Sometimes you may have access to a restroom with a sink or a water spigot. This is common in rest stops, parks, restrooms and campgrounds. Here are a few tools that can help in these situations:

  • Sillcock Key – Commercial buildings often use sillcocks to prevent unauthorized water use. Most are accessible with common sillcock keys. In fact, I have only needed one size of sillcock key to access water where I live, so I don’t carry a big heavy steel 4-way sillcock key, I just carry a cut down, lightweight version of the one tool that I need.
  • Silicone Sink Stopper – This is just a round silicone pad with a little handle used to stopper sinks and tubs so they will hold water.
  • Universal Sink Showerhead – This solves the problem of washing your hair in a sink. A flexible universal adapter fits over the faucet on most sinks and is attached to a small showerhead with a short length of hose.
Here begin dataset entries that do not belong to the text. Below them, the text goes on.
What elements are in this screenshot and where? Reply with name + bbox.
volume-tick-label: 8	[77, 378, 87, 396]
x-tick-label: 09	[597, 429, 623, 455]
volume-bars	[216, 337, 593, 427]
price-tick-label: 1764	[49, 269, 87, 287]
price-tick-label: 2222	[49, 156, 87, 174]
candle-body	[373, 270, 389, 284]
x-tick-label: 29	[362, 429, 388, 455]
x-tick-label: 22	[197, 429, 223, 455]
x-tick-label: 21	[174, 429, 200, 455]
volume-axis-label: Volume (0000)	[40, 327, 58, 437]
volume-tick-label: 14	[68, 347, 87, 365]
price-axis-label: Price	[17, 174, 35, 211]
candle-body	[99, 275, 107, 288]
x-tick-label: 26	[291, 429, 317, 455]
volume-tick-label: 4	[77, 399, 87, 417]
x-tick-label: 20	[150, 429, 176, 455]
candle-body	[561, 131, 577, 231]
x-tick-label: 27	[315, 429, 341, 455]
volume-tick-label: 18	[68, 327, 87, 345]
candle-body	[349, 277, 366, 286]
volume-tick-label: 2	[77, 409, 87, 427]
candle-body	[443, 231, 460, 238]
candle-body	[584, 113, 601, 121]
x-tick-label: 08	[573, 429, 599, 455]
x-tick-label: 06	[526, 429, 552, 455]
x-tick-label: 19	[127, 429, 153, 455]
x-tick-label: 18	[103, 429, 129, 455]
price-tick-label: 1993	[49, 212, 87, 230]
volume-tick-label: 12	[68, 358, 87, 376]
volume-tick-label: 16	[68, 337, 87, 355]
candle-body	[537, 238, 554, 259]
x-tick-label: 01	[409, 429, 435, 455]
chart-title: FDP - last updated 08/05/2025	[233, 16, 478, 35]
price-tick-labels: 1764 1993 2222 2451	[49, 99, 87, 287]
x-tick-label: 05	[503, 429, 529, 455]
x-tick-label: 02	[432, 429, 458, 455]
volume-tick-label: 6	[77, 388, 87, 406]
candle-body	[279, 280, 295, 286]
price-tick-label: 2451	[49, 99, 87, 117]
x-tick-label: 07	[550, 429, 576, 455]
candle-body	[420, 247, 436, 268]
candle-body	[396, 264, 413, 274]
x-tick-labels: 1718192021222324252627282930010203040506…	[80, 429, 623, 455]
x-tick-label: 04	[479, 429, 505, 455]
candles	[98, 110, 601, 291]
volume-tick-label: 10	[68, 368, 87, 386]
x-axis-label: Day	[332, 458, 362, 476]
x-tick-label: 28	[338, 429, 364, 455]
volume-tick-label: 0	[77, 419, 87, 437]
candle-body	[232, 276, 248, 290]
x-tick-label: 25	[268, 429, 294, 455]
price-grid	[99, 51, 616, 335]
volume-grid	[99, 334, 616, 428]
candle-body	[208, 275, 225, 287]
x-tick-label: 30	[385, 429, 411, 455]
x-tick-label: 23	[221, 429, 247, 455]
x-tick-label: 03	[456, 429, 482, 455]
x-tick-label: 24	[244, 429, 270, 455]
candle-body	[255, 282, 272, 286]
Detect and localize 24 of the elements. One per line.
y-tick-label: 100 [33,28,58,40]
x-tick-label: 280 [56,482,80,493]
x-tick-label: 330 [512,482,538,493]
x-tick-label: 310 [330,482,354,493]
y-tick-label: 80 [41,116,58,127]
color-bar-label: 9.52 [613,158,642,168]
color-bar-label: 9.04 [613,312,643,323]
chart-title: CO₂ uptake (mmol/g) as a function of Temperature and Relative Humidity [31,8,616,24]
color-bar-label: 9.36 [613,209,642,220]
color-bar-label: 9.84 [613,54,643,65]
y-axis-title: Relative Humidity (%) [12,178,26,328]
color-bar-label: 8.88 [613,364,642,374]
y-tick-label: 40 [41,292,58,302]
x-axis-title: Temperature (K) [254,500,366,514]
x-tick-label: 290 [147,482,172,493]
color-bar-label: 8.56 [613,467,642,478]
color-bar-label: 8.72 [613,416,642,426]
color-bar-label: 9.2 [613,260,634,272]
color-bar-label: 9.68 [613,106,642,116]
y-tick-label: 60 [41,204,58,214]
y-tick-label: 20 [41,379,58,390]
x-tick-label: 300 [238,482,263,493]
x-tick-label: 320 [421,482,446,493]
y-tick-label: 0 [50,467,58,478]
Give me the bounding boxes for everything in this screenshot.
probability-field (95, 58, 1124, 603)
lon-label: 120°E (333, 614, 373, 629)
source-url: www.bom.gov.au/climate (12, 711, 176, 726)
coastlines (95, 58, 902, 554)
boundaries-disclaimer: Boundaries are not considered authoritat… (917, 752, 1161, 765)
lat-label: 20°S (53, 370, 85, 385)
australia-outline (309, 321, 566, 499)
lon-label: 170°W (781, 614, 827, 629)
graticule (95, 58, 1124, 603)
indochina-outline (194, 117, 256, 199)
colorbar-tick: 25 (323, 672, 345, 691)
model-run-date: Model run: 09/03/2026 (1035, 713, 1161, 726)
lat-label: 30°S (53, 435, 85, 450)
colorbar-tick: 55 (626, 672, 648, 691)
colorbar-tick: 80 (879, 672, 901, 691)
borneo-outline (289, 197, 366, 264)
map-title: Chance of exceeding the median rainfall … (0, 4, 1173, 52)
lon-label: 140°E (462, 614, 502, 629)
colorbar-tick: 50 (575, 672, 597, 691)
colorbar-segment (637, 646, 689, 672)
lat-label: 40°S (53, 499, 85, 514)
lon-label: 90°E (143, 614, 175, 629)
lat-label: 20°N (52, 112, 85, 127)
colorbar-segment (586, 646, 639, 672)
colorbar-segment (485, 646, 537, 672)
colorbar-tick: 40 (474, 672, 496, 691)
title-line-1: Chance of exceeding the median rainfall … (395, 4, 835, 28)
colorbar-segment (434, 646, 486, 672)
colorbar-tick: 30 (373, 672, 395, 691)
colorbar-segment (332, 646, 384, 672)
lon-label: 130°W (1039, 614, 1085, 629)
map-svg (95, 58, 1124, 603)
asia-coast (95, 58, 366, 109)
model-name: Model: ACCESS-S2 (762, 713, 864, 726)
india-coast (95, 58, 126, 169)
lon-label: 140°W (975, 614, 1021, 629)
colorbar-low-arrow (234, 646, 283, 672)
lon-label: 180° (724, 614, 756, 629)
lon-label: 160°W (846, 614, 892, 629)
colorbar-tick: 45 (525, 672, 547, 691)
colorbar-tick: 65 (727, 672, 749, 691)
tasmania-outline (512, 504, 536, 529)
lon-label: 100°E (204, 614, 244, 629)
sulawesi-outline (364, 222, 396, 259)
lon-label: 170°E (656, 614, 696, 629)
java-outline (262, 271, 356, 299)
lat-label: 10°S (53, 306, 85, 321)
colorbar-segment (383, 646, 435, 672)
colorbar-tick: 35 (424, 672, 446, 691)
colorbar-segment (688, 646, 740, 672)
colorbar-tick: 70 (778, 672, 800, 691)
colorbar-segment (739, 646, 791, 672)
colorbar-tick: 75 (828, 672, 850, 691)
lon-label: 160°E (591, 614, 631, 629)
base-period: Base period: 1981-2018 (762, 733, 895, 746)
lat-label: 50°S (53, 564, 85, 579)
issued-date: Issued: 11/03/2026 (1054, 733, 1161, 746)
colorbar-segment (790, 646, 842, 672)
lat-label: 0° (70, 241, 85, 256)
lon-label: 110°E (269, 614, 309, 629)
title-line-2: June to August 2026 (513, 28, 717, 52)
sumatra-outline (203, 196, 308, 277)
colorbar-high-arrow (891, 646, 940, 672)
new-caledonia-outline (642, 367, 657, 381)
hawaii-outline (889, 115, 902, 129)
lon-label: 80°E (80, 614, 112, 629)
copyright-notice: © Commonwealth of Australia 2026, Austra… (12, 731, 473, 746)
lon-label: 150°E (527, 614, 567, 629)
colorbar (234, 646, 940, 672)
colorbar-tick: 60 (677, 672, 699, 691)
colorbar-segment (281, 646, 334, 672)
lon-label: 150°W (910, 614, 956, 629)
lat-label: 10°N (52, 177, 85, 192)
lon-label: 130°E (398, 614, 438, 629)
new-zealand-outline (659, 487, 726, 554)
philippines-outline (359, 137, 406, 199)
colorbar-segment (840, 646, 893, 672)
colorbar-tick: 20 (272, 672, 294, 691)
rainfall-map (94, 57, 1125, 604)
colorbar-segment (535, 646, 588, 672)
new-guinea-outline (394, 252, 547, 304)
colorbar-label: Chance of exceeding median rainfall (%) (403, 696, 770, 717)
Clothing must be kept clean to keep you warm and dry. At a minimum, you should carry extra socks and underwear and launder soiled clothing when you camp or sleep.

The Dry Bag Laundry Machine

Backpackers and river rafters long ago learned to wash clothes in a dry back with very little hot water and soap, but who knows, our ancestors probably laundered clothing in waterproof bags made from animal bladders or stomachs.

The dry bag laundry machine is simple. You just take a dry bag add clothes, water and a washboard surface. For the washboard, I have used a plastic travel washboard I found on Muji or clean pair of flip flops, Teva sandals or any other clean rubber or plastic object with a tread or washboard surface that won’t be damaged and will clean clothing without damaging the clothing.

You put water in the dry bag, add your clothing, add laundry soap, evacuate most of the air, close the bag, and rub the clothes against the washboard surface in the bag for a few minutes. Then open the bag, rinse the clothing, and hang it to dry. You can do this on the trail, in a bathroom sink, in a river, or pretty much anywhere.

For soap, I use Dr Bronner’s unscented castile liquid soap because it is biodegradable and works as soap, shampoo, dish soap, and laundry soap, simplifying logistics.

This method is so successful that you can now buy drybags that have a washboard surface molded into them for washing clothing such as the Scrubba Wash Bag.

Drying Clothing

Choosing quick dry clothing greatly simplifies the task of drying laundry. In most cases, you can wash in a dry bag, sink or wash basin at night, wring it out by hand, and hang it to dry.

My wife taught me a trick her family uses to dry clothing on humid, rainy days in Brazil. They pull the refrigerator away from the wall and hang clothes to dry on the coils on the back of the fridge.

The 3-bucket system minimizes dishes pots as a disease vector, but the main thing is still washing your hands!

  1. Scrape Your Plates – Remove everything you can before washing.
  2. Compost Green Waste – Save money and eliminate 25% of what most household sent to the dump by turning into better compost that you can buy.
  3. Use Biodegradable Soap
  4. Use the 3-Bucket System – Wash in hot, soapy water. Rinse in clean cold water. Sanitize with diluted bleach.
  5. 200’ Rule – Strained gray water should be repurposed or scattered at least 200’ from surface water sources, campsites and trails. In bear country keep at least 100 yards between your kitchen, where you use the bathroom, and where you sleep.

Summary

Following practical low water routines for washing hands, bodies, and laundry, and the 3-bucket system for dishes, will prevent illness off grid while using minimal water.